Wow, I wish I could sit down and write a review as good as Jason Pettus's! Interestingly, I had a slightly different experience: I skimmed most of the book and really only focused on the last three chapters — which is, as far as I can tell, the only part where anything interesting happened.
After foraging into the first "comic book" section of the novel, I abandoned these altogether and decided to read just the main plot. Although I love a good Wonder Woman as much as the next girl, I lacked the patience necessary for whatever kind of "graphic novel" O'Connell was working into an adjacent (possibly connected, who knows) plot of the book. So I never answered the koan-like question that the book inadvertently poses: What is the point of a graphic novel without artwork? Just the idea of a graphic novel isn't — to me — inherently cool enough to make that much unrelated reading worth my time.

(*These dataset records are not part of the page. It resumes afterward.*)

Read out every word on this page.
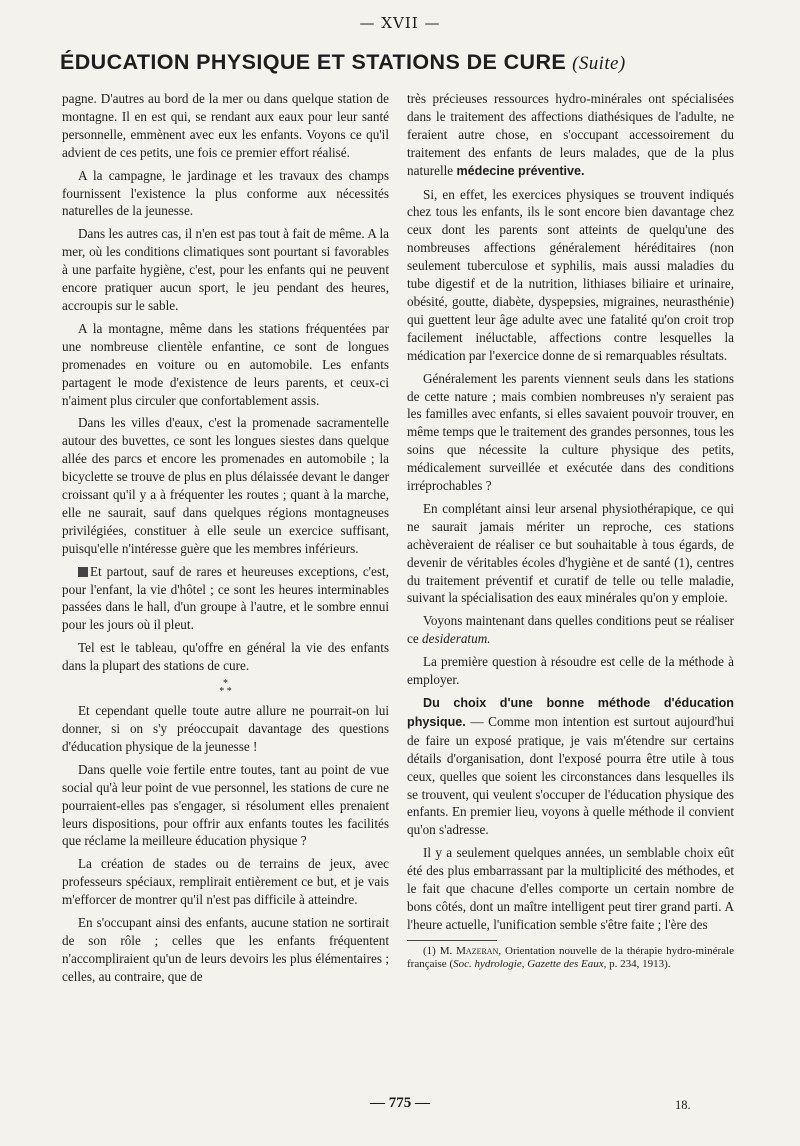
— XVII —
ÉDUCATION PHYSIQUE ET STATIONS DE CURE (Suite)

pagne. D'autres au bord de la mer ou dans quelque station de montagne. Il en est qui, se rendant aux eaux pour leur santé personnelle, emmènent avec eux les enfants. Voyons ce qu'il advient de ces petits, une fois ce premier effort réalisé.

A la campagne, le jardinage et les travaux des champs fournissent l'existence la plus conforme aux nécessités naturelles de la jeunesse.

Dans les autres cas, il n'en est pas tout à fait de même. A la mer, où les conditions climatiques sont pourtant si favorables à une parfaite hygiène, c'est, pour les enfants qui ne peuvent encore pratiquer aucun sport, le jeu pendant des heures, accroupis sur le sable.

A la montagne, même dans les stations fréquentées par une nombreuse clientèle enfantine, ce sont de longues promenades en voiture ou en automobile. Les enfants partagent le mode d'existence de leurs parents, et ceux-ci n'aiment plus circuler que confortablement assis.

Dans les villes d'eaux, c'est la promenade sacramentelle autour des buvettes, ce sont les longues siestes dans quelque allée des parcs et encore les promenades en automobile ; la bicyclette se trouve de plus en plus délaissée devant le danger croissant qu'il y a à fréquenter les routes ; quant à la marche, elle ne saurait, sauf dans quelques régions montagneuses privilégiées, constituer à elle seule un exercice suffisant, puisqu'elle n'intéresse guère que les membres inférieurs.

Et partout, sauf de rares et heureuses exceptions, c'est, pour l'enfant, la vie d'hôtel ; ce sont les heures interminables passées dans le hall, d'un groupe à l'autre, et le sombre ennui pour les jours où il pleut.

Tel est le tableau, qu'offre en général la vie des enfants dans la plupart des stations de cure.

*
* *

Et cependant quelle toute autre allure ne pourrait-on lui donner, si on s'y préoccupait davantage des questions d'éducation physique de la jeunesse !

Dans quelle voie fertile entre toutes, tant au point de vue social qu'à leur point de vue personnel, les stations de cure ne pourraient-elles pas s'engager, si résolument elles prenaient leurs dispositions, pour offrir aux enfants toutes les facilités que réclame la meilleure éducation physique ?

La création de stades ou de terrains de jeux, avec professeurs spéciaux, remplirait entièrement ce but, et je vais m'efforcer de montrer qu'il n'est pas difficile à atteindre.

En s'occupant ainsi des enfants, aucune station ne sortirait de son rôle ; celles que les enfants fréquentent n'accompliraient qu'un de leurs devoirs les plus élémentaires ; celles, au contraire, que de

très précieuses ressources hydro-minérales ont spécialisées dans le traitement des affections diathésiques de l'adulte, ne feraient autre chose, en s'occupant accessoirement du traitement des enfants de leurs malades, que de la plus naturelle médecine préventive.

Si, en effet, les exercices physiques se trouvent indiqués chez tous les enfants, ils le sont encore bien davantage chez ceux dont les parents sont atteints de quelqu'une des nombreuses affections généralement héréditaires (non seulement tuberculose et syphilis, mais aussi maladies du tube digestif et de la nutrition, lithiases biliaire et urinaire, obésité, goutte, diabète, dyspepsies, migraines, neurasthénie) qui guettent leur âge adulte avec une fatalité qu'on croit trop facilement inéluctable, affections contre lesquelles la médication par l'exercice donne de si remarquables résultats.

Généralement les parents viennent seuls dans les stations de cette nature ; mais combien nombreuses n'y seraient pas les familles avec enfants, si elles savaient pouvoir trouver, en même temps que le traitement des grandes personnes, tous les soins que nécessite la culture physique des petits, médicalement surveillée et exécutée dans des conditions irréprochables ?

En complétant ainsi leur arsenal physiothérapique, ce qui ne saurait jamais mériter un reproche, ces stations achèveraient de réaliser ce but souhaitable à tous égards, de devenir de véritables écoles d'hygiène et de santé (1), centres du traitement préventif et curatif de telle ou telle maladie, suivant la spécialisation des eaux minérales qu'on y emploie.

Voyons maintenant dans quelles conditions peut se réaliser ce desideratum.

La première question à résoudre est celle de la méthode à employer.

Du choix d'une bonne méthode d'éducation physique. — Comme mon intention est surtout aujourd'hui de faire un exposé pratique, je vais m'étendre sur certains détails d'organisation, dont l'exposé pourra être utile à tous ceux, quelles que soient les circonstances dans lesquelles ils se trouvent, qui veulent s'occuper de l'éducation physique des enfants. En premier lieu, voyons à quelle méthode il convient qu'on s'adresse.

Il y a seulement quelques années, un semblable choix eût été des plus embarrassant par la multiplicité des méthodes, et le fait que chacune d'elles comporte un certain nombre de bons côtés, dont un maître intelligent peut tirer grand parti. A l'heure actuelle, l'unification semble s'être faite ; l'ère des

(1) M. Mazeran, Orientation nouvelle de la thérapie hydro-minérale française (Soc. hydrologie, Gazette des Eaux, p. 234, 1913).

— 775 —	18.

The main plot was boring and brutal right up to the resolution, when it turned sweet and kind of sappy but at least satisfying. I wished I could have liked the characters more so that I could care what happened to them, but mostly I found them dull or sickening. Nadia, in particular, was repulsive. Of course the reader could guess that she was the "true" leader of the biker gang by about halfway through the book, but the idea of a stunningly beautiful woman controlling a dangerous and anarchic group of misfit bikers by having sex with all of them made me want to gag. What is O'Connell, a fifteen year old highschool student writing for his own private pleasure? Did he draw sketches of her busting out of her black leather bodices in the margins of his drafts? Oh, Nadia, you are a cliché from the mind of a man who doesn't give a shit about believable female characters.
Overall, the book disappointed. I liked the relationship between the father and the son, but it wasn't compelling enough to make me glad I dragged through all 300 pages (minus the comic book parts). The book aspires to discuss the nature of consciousness and where it resides, but fails. There's nothing here that you couldn't get by watching "Brazil" again. Skip it!